I'm using the SAX parser and getting a list of errors.
Below is my code
BookValidationErrorHandler errorHandler = new BookValidationErrorHandler();
SAXParserFactory factory = SAXParserFactory.newInstance();
factory.setValidating(true);
factory.setNamespaceAware(true);
SchemaFactory schemaFactory =
SchemaFactory.newInstance("http://www.w3.org/2001/XMLSchema");
factory.setSchema(schemaFactory.newSchema(
new Source[] {new StreamSource("test.xsd")}));
javax.xml.parsers.SAXParser parser = factory.newSAXParser();
org.xml.sax.XMLReader reader = parser.getXMLReader();
reader.setErrorHandler(errorHandler);
reader.parse(new InputSource("bad.xml"));
The first couple errors are always:
Line Number: 2: Document is invalid: no grammar found.
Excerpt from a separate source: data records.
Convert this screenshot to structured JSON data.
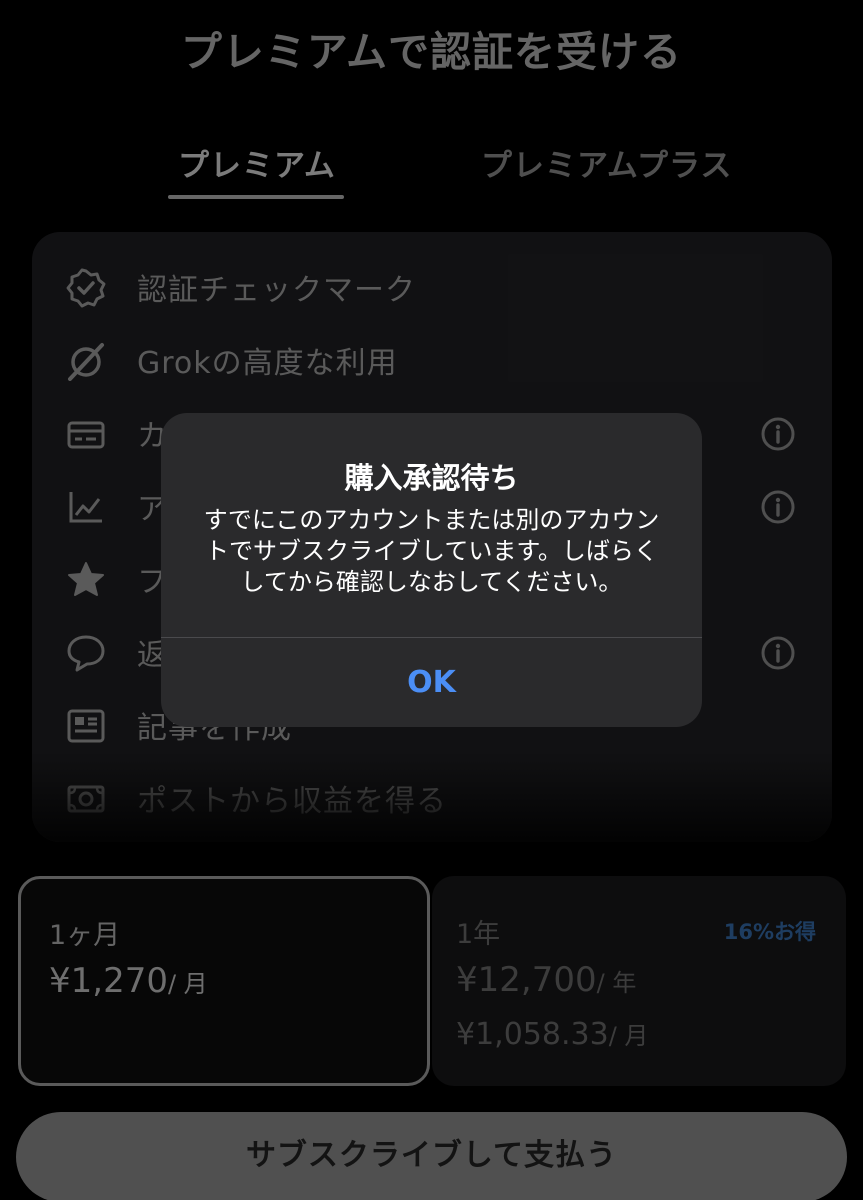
{
  "page_title": "プレミアムで認証を受ける",
  "tabs": [
    {
      "label": "プレミアム",
      "active": true
    },
    {
      "label": "プレミアムプラス",
      "active": false
    }
  ],
  "features": [
    {
      "label": "認証チェックマーク",
      "icon": "verified-badge-icon",
      "info": false
    },
    {
      "label": "Grokの高度な利用",
      "icon": "grok-icon",
      "info": false
    },
    {
      "label": "カ",
      "icon": "card-icon",
      "info": true
    },
    {
      "label": "ア",
      "icon": "analytics-icon",
      "info": true
    },
    {
      "label": "フ",
      "icon": "star-icon",
      "info": false
    },
    {
      "label": "返",
      "icon": "reply-bubble-icon",
      "info": true
    },
    {
      "label": "記事を作成",
      "icon": "article-icon",
      "info": false
    },
    {
      "label": "ポストから収益を得る",
      "icon": "money-icon",
      "info": false
    }
  ],
  "alert": {
    "title": "購入承認待ち",
    "message_lines": [
      "すでにこのアカウントまたは別のアカウン",
      "トでサブスクライブしています。しばらく",
      "してから確認しなおしてください。"
    ],
    "ok_label": "OK"
  },
  "plans": {
    "monthly": {
      "name": "1ヶ月",
      "price": "¥1,270",
      "unit": "/ 月",
      "selected": true
    },
    "yearly": {
      "name": "1年",
      "price": "¥12,700",
      "unit": "/ 年",
      "monthly_price": "¥1,058.33",
      "monthly_unit": "/ 月",
      "badge": "16%お得",
      "selected": false
    }
  },
  "subscribe_label": "サブスクライブして支払う",
  "colors": {
    "accent": "#4b8ef5",
    "badge": "#2f5f95",
    "background": "#000000",
    "card": "#1b1b1e"
  }
}
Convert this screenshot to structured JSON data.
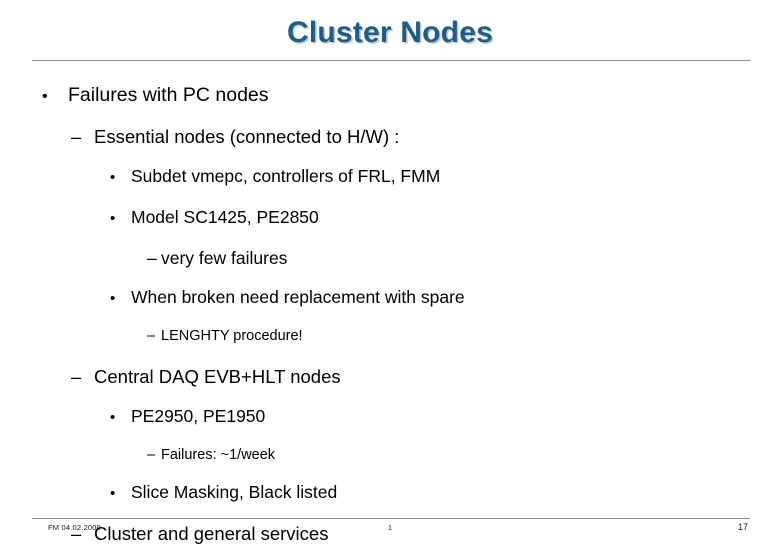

Line Number: 2: Document root element "credits", must match DOCTYPE root "null".
We can't possibly go and edit these thousands of XML files that needed to be checked.
Is there anything I can easily add to the front of the source to prevent this? Is there a way to tell the parser to ignore these DTD related errors? Not even sure what the grammar one means. I sort of understand what the second one means.
Setting setValidating(true)
requests DTD validation and causes a failure if no DTD exists. If you only want schema validation and not DTD validation then use setValidating(false)
. From the Javadoc for setValidating()
:
To use modern schema languages such as W3C XML Schema or RELAX NG instead of DTD, you can configure your parser to be a non-validating parser by leaving the
setValidating(boolean)
method false, then use thesetSchema(Schema)
method to associate a schema to a parser.